Masyarakat perlu memahami kode-kode yang tertera pada kemasan plastik untuk memastikan penggunaannya sesuai dengan anjuran. Plastik terbagi menjadi beberapa jenis, yaitu PET, HDPE, PVC, LDPE, PP, PS, dan OTHER dengan karakteristik serta kegunaannya yang berbeda-beda.
Sesuai Peraturan Menteri Perindustrian Republik Indonesia Nomor 24/M-Ind/Per/2/2010, kemasan pangan dari plastik wajib mencantumkan Logo Tara Pangan dan kode daur ulang. Logo Tara Pangan yang berupa gambar gelas dan garpu menunjukkan bahwa suatu kemasan pangan aman digunakan. Sementara itu, kode daur ulang yang berupa segitiga berpanah dengan angka di dalamnya menunjukkan kemasan tersebut bisa didaur ulang.
Adapun kode daur ulang pada kemasan pangan plastik berupa:
- Segitiga 1: PET (Polietilena tereftalat).
- Segitiga 2: HDPE.
- Segitiga 3: PVC (Polivinil klorida).
- Segitiga 4: LDPE.
- Segitiga 5: PP (Polipropilen).
- Segitiga 6: PS (Polistiren).
- Segitiga 7: OTHER atau Lain-lain.
Terdapat persepsi yang beredar bahwa angka dalam segitiga menunjukkan batas penggunaan kemasan pangan. Misalnya, segitiga 1 dianggap hanya untuk sekali pakai. Namun faktanya, angka tersebut adalah Resin Identification Code (RIC) yang menunjukkan jenis plastik, bukan batas penggunaannya.

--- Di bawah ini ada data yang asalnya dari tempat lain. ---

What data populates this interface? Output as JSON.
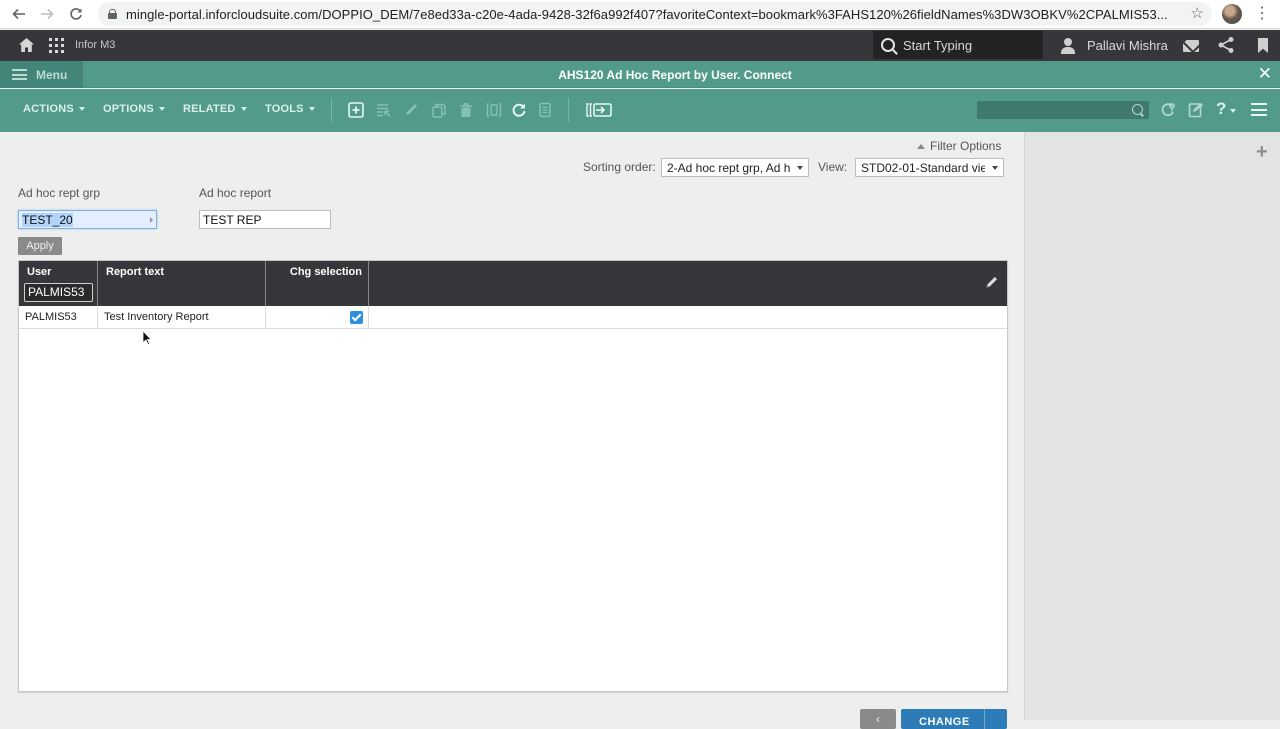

Beberapa jenis plastik, seperti PET, memang tidak disarankan untuk digunakan kembali karena berisiko melepaskan zat berbahaya saat terkena panas. Namun, di luar negeri saat ini sudah tersedia botol plastik reusable PET bottle atau refillable PET (refPET) bottle. Teknologi tersebut memungkinkan botol plastik PET daur ulang untuk digunakan hingga 25 kali.
Selain itu, keamanan kemasan plastik juga ditentukan oleh standar SNI dan izin BPOM. Jadi, masyarakat tidak perlu khawatir selama kemasan sudah memenuhi persyaratan tersebut.
Hal ini tentunya berlaku untuk semua jenis plastik, termasuk yang berkode 1 hingga 7.